The primary function of Los Alamos Licensing Program is to move Los Alamos technology to the marketplace for the benefit of the U.S. economy. Our intellectual property may be licensed for commercial use, research applications, and U.S. government use.
- Head of Licensing
- Marcus Lucero
- Richard P. Feynman Center for Innovation
- (505) 665-6569
Although Los Alamos's primary mission is national security, our technologies often have a dual application in industrial and consumer markets.
Los Alamos issues licenses for commercial use, research applications, and U.S government use to various entities ranging from start-ups to multinational organizations.
- A license is a grant of permission or rights from the owner of a proprietary right (Licensor) to another party (Licensee).
- A License Agreement is the formal embodiment of this arrangement, which specifies the parameters of the permission granted.
- Intellectual Property (IP) rights are transferred via a License Agreement.
- The License Agreement term usually runs the length of the IP. The terms for Test & Evaluation Licenses and License Options are typically limited to six months or less.
- Financial consideration may include, but is not limited to, an issue fee, annual license fee, and royalties. Los Alamos seeks an equitable return to the Laboratory without impeding the Licensee's ability to successfully commercialize the technology.
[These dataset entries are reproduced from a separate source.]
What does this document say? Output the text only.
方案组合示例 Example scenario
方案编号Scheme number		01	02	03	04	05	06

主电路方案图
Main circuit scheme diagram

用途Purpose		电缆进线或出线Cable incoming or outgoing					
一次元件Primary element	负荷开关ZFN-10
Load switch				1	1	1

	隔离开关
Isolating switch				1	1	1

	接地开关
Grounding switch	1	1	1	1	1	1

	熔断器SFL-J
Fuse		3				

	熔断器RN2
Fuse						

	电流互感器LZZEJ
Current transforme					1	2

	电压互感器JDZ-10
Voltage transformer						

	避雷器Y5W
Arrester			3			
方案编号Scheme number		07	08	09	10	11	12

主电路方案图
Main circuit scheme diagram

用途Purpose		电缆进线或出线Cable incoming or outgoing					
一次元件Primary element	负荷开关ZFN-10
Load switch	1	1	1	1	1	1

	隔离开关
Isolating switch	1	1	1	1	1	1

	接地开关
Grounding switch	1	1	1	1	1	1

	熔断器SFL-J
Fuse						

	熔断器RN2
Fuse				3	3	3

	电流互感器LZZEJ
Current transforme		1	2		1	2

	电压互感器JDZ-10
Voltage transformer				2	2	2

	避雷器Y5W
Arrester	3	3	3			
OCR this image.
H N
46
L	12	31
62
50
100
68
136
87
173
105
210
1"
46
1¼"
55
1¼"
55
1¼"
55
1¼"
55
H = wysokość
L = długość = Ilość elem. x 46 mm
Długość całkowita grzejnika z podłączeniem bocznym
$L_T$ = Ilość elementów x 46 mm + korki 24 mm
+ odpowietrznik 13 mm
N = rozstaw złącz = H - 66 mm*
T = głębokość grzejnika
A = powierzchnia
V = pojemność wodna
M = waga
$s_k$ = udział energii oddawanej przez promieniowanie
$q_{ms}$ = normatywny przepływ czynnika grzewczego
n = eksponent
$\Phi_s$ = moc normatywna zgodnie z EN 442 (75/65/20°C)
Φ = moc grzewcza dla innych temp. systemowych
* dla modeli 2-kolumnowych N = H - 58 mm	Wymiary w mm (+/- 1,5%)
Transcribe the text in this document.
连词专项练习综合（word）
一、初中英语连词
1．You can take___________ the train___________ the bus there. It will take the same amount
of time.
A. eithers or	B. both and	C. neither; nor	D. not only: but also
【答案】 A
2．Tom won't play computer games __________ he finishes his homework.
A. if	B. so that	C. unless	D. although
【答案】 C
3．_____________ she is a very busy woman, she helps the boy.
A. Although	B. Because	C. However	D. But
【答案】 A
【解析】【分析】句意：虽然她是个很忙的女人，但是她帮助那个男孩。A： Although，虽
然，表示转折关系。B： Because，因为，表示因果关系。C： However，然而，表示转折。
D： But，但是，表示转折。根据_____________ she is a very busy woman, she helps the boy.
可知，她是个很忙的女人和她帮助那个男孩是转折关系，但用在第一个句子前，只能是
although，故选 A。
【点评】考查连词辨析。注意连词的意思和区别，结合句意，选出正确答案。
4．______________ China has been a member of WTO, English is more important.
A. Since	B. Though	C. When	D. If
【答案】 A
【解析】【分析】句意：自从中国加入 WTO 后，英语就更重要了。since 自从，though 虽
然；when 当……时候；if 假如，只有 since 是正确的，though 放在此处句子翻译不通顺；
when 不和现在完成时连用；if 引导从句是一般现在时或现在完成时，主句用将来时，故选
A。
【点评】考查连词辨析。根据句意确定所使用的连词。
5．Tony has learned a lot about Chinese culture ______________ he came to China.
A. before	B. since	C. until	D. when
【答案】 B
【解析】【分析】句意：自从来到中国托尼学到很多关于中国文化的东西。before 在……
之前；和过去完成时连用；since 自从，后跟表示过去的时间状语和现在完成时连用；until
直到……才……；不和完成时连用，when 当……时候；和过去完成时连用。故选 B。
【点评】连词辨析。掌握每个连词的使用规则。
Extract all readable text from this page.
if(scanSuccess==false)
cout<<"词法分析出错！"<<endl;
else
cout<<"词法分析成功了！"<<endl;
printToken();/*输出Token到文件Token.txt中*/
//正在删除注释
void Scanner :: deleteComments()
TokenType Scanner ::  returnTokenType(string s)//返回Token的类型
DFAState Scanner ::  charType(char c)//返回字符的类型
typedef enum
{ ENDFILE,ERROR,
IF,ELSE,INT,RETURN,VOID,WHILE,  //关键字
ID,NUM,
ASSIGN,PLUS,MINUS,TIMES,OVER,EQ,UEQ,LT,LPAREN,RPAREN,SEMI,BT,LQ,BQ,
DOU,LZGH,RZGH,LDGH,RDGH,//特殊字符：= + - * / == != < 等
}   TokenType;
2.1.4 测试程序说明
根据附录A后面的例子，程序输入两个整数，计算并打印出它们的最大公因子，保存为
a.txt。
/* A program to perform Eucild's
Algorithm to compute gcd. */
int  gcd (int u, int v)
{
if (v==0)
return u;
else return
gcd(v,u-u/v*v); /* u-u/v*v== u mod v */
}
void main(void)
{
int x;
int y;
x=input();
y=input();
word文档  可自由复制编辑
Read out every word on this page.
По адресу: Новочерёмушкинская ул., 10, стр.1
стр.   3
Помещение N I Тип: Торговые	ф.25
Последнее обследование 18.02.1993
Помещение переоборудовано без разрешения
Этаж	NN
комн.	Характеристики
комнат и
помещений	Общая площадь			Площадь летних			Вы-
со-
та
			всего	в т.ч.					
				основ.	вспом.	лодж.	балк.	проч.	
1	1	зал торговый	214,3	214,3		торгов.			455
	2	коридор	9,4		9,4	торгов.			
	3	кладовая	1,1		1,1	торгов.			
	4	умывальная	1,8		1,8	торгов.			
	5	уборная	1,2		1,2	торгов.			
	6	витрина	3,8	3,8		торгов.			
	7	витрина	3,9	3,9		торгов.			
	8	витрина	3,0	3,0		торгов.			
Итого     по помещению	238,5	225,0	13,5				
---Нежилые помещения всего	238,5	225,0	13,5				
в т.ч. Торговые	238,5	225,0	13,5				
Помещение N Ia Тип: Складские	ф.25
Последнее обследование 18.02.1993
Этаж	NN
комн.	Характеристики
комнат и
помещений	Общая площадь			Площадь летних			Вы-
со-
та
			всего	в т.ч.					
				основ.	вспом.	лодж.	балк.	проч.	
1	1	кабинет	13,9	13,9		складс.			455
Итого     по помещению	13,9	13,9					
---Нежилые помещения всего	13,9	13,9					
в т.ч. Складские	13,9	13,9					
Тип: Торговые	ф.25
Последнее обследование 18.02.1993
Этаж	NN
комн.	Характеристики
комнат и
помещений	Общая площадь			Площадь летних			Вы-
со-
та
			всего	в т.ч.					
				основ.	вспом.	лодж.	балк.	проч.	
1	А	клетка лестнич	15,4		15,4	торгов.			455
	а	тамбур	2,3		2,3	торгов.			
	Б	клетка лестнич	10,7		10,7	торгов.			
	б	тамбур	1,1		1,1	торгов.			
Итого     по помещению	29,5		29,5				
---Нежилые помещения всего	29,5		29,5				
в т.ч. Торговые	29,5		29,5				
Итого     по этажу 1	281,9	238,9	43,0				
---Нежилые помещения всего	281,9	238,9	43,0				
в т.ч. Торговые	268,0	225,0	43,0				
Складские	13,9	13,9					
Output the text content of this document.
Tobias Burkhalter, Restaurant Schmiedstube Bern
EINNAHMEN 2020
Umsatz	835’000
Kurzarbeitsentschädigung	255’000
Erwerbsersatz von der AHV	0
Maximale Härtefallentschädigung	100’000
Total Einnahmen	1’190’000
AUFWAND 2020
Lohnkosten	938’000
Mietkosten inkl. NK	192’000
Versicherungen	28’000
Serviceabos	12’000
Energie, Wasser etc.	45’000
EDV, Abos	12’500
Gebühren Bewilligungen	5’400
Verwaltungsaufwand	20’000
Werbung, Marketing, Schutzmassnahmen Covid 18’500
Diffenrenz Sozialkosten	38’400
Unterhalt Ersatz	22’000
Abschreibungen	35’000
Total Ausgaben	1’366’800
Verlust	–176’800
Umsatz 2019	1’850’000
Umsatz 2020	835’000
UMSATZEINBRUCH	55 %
- Nonexclusive Licenses are more common than Exclusive Licenses and allow the Laboratory to license the IP to multiple Licensees. Exclusive Licenses give the Licensee the sole right to the IP but are considered only when the business case is justified. Exclusive licensing requires a competitive assessment of potential Licensees and performance requirements are more stringent than Nonexclusive Licenses.
- Exclusive Commercial Licensees must substantially manufacture their product in the U.S., given the Department of Energy's intent to provide benefit to the U.S. economy (35 U.S.C. 204).
- U.S. Government retains a nonexclusive, nontransferable, paid-up, irrevocable right to use or have used and manufacture or have manufactured the technology for U.S. Government purposes.
End User License Agreements (EULA)
A EULA is a nonexclusive and nontransferable end user license to copyrights/software for Licensee’s own research purposes. The EULA rights to the copyrights/software may also the rights to include use, develop, and demonstrate.